Nous avons commencé à écrire des contes du "pourquoi" aussi appelés contes des origines ou contes étiologiques. Ces histoires, orales ou écrites, ont pour but de donner une explication imagée à un phénomène ou une situation dont on ne maîtrise pas l'origine. Par exemple : Pourquoi les girafes ont un long cou ?

Chaque enfant a choisi son animal et sa particularité et s'est ensuite lancé dans l'écriture et l'illustration de son conte afin de confectionner un recueil sous forme de livre !

Nous saurons donc maintenant pourquoi les serpents n'ont pas de pattes, pourquoi les éléphants ont de grandes oreilles, pourquoi les tigres ont des rayures, pourquoi le cochon a une queue en tire-bouchon ou encore pourquoi les pandas ont des taches !

La suite au prochain épisode ... En attendant, voici un peu de lecture !

Pourquoi le sapin garde ses feuilles en hiver ? Sarah Cone Bryant, Ed. Nathan Un jour de novembre, alors qu'il faisait très froid, un petit oiseau, qui avait une aile cassée, cherchait un abri contre la bise, dans la forêt voisine. Au bouleau qui balançait son tronc d’argent, il a demandé :

-Joli bouleau, voulez-vous me laisser vivre dans vos branches jusqu’au printemps prochain ?

-Non, dit le bouleau, j’ai bien assez de mes branches à porter. Va-t-en ! Le petit oiseau s’en est allé, voletant et sautillant, jusqu’au chêne touffu :

-Grand chêne, voulez-vous me laisser vivre dans vos branches jusqu’au printemps prochain ?

-Ah ! Mais non ! dit le chêne, tu mangerais mes glands et mes bourgeons. Va-t-en ! Le petit oiseau, voletant et sautillant, s’adresse au saule jaunissant, près de la rivière :

-Aimable saule, voulez-vous me laisser vivre dans vos branches jusqu’au printemps prochain ?

-Non vraiment, dit le saule, je ne loge jamais d’étrangers. Va-t-en !

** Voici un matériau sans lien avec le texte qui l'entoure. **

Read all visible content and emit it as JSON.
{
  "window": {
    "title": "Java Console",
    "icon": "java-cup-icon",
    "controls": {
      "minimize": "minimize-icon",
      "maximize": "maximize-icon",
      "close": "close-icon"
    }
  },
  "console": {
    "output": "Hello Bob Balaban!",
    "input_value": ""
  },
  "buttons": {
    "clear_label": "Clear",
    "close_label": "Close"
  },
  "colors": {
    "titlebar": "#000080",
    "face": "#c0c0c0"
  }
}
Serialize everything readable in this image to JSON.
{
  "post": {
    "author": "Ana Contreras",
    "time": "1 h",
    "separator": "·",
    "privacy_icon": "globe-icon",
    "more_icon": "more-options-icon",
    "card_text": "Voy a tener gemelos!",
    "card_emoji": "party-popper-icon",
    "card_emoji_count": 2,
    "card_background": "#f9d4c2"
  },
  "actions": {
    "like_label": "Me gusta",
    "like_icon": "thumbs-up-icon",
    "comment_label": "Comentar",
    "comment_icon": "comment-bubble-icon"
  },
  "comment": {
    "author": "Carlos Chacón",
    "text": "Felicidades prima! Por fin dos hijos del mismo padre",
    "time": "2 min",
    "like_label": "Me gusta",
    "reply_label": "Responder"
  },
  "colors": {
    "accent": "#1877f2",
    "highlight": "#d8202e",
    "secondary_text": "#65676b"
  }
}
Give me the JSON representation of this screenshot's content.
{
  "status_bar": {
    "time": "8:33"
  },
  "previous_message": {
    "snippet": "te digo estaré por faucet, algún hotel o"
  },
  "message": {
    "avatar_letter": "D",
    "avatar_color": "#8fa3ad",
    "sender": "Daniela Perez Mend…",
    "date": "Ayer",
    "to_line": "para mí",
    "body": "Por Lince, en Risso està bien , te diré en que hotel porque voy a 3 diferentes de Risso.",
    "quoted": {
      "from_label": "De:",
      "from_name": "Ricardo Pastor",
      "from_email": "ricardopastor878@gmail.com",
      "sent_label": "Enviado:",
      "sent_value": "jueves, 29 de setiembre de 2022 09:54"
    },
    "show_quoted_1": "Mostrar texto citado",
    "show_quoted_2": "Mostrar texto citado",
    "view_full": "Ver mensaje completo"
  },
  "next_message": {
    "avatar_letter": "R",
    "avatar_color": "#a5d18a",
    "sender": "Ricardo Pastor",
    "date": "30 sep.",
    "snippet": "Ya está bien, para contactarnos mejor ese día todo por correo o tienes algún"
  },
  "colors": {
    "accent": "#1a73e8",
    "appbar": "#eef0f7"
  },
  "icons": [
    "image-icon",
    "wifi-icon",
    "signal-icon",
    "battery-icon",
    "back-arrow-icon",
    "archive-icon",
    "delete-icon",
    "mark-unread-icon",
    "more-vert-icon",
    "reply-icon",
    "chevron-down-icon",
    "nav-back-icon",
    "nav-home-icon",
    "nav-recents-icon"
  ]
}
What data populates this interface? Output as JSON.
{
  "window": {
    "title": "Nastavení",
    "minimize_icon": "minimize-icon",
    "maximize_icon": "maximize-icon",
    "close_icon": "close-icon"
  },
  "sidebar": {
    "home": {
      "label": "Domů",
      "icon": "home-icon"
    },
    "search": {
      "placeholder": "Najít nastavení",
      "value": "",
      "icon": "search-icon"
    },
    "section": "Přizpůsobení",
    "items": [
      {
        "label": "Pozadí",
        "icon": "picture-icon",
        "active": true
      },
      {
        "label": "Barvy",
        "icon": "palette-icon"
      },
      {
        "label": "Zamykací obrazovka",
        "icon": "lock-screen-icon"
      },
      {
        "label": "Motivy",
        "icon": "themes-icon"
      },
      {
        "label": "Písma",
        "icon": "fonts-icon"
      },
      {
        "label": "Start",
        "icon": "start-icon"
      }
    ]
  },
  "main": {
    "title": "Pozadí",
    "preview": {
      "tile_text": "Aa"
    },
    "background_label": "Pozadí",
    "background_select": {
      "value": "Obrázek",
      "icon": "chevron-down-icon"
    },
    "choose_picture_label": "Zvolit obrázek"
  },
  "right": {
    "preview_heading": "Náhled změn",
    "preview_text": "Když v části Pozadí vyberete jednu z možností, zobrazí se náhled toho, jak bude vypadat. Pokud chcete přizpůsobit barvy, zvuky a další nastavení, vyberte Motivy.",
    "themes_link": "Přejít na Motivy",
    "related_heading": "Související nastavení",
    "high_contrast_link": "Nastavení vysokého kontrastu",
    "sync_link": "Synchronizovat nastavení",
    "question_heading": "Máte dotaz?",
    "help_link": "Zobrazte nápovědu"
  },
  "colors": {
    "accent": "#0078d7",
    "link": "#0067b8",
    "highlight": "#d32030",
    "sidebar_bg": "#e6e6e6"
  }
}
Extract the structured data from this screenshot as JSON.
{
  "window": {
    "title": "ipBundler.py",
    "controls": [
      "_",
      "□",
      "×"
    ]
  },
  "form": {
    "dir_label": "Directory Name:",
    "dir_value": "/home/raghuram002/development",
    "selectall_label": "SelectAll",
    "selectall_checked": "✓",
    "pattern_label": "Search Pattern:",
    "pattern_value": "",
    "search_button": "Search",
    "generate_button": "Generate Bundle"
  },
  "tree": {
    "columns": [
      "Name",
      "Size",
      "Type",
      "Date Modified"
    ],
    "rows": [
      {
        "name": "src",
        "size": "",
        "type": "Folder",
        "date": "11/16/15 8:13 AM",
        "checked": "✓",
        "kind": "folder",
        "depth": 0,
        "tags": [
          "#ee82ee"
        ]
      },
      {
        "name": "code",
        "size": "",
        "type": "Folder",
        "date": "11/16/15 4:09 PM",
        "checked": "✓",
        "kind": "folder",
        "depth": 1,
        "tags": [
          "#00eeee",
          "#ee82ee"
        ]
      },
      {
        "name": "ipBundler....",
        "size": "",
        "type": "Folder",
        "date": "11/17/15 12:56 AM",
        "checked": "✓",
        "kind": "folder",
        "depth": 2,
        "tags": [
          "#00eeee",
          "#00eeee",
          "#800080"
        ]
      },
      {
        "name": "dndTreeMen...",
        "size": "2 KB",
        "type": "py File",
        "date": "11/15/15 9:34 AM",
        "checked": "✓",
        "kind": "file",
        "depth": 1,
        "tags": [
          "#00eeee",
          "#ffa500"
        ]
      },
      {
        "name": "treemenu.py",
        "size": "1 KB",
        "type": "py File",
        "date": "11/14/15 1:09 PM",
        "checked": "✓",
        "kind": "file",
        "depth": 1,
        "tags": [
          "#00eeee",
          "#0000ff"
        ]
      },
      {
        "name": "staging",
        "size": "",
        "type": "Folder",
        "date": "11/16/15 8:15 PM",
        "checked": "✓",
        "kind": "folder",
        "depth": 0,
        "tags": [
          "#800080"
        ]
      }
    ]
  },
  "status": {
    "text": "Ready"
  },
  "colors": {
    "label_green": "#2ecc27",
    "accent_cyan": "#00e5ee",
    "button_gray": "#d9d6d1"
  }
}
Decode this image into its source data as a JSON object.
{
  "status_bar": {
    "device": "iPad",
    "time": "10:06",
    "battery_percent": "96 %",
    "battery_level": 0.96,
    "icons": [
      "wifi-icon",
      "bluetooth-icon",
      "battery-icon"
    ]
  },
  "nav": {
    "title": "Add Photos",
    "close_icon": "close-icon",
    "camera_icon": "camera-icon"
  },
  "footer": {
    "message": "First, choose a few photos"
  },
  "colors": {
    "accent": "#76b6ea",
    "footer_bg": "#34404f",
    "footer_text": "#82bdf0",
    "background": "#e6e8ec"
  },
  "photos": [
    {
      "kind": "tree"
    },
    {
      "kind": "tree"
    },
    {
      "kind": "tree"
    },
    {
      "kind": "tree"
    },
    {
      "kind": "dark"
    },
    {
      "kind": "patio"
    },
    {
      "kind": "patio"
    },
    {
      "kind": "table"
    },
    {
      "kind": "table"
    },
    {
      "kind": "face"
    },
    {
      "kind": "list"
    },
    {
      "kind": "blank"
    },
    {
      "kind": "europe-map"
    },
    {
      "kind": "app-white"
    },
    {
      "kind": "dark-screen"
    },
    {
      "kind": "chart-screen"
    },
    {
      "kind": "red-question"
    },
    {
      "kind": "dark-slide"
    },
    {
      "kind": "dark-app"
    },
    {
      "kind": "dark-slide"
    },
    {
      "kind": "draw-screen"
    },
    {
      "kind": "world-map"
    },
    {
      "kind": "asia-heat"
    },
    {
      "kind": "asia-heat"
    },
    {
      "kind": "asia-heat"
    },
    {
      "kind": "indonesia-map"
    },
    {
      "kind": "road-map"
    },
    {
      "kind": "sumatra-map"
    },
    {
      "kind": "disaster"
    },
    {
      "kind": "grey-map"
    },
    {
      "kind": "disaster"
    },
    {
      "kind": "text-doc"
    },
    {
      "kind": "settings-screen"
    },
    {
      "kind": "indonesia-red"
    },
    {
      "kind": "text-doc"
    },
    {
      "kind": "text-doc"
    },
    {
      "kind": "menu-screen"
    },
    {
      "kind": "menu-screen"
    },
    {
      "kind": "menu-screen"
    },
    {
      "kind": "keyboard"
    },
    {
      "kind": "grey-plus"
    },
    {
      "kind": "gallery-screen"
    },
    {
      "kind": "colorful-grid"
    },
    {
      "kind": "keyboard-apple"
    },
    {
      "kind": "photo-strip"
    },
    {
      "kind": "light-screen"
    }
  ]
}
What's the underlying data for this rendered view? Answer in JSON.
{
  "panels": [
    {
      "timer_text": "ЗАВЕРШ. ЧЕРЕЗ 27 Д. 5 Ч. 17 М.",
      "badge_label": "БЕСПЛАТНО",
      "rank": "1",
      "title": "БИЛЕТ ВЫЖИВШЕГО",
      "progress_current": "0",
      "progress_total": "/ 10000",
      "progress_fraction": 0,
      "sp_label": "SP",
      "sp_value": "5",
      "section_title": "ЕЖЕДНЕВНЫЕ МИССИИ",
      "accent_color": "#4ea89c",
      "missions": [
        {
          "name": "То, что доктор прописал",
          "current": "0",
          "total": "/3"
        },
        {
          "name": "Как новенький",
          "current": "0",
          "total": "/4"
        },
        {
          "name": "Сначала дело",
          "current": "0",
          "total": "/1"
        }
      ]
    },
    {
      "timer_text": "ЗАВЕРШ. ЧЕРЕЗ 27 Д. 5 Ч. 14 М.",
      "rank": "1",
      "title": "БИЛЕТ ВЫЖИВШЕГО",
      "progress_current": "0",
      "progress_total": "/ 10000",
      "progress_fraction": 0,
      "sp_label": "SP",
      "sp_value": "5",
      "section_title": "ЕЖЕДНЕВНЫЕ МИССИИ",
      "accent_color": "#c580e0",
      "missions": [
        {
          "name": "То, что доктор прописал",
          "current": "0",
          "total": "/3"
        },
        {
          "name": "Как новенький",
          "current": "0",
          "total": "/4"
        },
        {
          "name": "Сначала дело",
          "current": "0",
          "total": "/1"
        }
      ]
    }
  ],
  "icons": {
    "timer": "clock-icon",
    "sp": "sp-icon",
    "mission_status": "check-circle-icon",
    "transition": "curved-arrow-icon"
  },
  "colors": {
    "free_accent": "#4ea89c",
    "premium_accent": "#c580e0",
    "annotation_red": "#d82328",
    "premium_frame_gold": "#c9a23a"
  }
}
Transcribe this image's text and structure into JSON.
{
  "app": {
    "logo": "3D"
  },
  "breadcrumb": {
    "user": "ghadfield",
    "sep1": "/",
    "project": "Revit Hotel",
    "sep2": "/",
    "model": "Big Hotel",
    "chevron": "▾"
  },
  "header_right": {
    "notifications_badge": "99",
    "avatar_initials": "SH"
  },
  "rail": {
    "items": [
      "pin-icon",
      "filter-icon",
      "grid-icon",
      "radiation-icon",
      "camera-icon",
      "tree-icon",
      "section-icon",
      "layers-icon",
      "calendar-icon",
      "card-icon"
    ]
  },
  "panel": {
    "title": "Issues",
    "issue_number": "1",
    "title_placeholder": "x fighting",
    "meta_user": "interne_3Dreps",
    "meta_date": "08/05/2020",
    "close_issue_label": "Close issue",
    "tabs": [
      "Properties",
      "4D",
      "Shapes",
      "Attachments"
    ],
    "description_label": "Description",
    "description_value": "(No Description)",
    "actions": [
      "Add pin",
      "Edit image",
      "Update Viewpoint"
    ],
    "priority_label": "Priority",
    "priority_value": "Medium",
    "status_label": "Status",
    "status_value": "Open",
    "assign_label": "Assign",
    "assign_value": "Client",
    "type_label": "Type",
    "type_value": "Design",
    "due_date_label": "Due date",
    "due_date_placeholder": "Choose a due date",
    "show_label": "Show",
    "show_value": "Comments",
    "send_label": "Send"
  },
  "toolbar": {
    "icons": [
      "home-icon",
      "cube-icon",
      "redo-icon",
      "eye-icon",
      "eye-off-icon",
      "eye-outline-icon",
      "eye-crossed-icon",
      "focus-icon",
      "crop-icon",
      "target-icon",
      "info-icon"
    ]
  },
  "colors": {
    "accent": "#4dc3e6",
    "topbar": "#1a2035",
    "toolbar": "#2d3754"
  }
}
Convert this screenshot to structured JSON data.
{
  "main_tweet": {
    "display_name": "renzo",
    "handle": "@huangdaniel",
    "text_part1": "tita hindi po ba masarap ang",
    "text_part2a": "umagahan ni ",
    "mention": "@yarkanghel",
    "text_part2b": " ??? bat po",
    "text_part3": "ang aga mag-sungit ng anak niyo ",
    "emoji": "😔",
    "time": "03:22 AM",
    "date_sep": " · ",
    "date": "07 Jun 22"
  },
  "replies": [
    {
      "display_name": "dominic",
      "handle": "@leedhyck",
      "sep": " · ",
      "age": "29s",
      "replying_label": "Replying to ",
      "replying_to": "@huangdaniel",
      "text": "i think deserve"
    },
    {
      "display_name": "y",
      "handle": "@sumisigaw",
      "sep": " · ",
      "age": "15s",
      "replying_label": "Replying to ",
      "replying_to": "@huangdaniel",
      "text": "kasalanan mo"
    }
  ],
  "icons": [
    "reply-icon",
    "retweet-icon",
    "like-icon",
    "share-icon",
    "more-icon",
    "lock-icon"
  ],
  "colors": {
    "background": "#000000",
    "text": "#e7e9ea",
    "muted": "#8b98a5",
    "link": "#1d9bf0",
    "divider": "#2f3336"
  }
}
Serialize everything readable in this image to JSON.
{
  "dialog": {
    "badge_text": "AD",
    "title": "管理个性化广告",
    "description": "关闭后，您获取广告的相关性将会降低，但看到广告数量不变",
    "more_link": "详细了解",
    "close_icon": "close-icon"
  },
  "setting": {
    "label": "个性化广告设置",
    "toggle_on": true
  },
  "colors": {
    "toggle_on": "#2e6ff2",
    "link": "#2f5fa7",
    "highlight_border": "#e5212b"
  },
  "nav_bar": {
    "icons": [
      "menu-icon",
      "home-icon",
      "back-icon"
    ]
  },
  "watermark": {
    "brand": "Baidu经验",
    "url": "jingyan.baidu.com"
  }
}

Le pauvre petit oiseau, voletant et sautillant, errait dans la forêt.

-Où vas-tu donc ? lui demande le vieux sapin.

-Je ne peux pas voler avec mon aile cassée et personne ne veut m’abriter.

-Personne ? Viens chez moi. Tu t’installeras à l’abri du vent, du côté du soleil. Tu me tiendras compagnie et tu me chanteras des chansons.

Les autres arbres, étonnés, parlaient entre eux.

-Je ne me charge pas d’un inconnu, sifflait le bouleau.

-Je ne veux perdre ni mes glands, ni mes bourgeons, grondait le chêne.

-Je ne parle jamais à des étrangers, murmurait le saule.

La nuit suivante, le grand vent du Nord est venu galoper dans la forêt. Son souffle glacé a fait tomber toutes les feuilles, laissant les arbres nus. Mais il n’a pas soufflé sur les aiguilles du sapin qui avait bien voulu abriter le petit oiseau.

Et le sapin a gardé ses aiguilles tout l’hiver, et c’est depuis ce temps que le sapin reste vert toute l’année.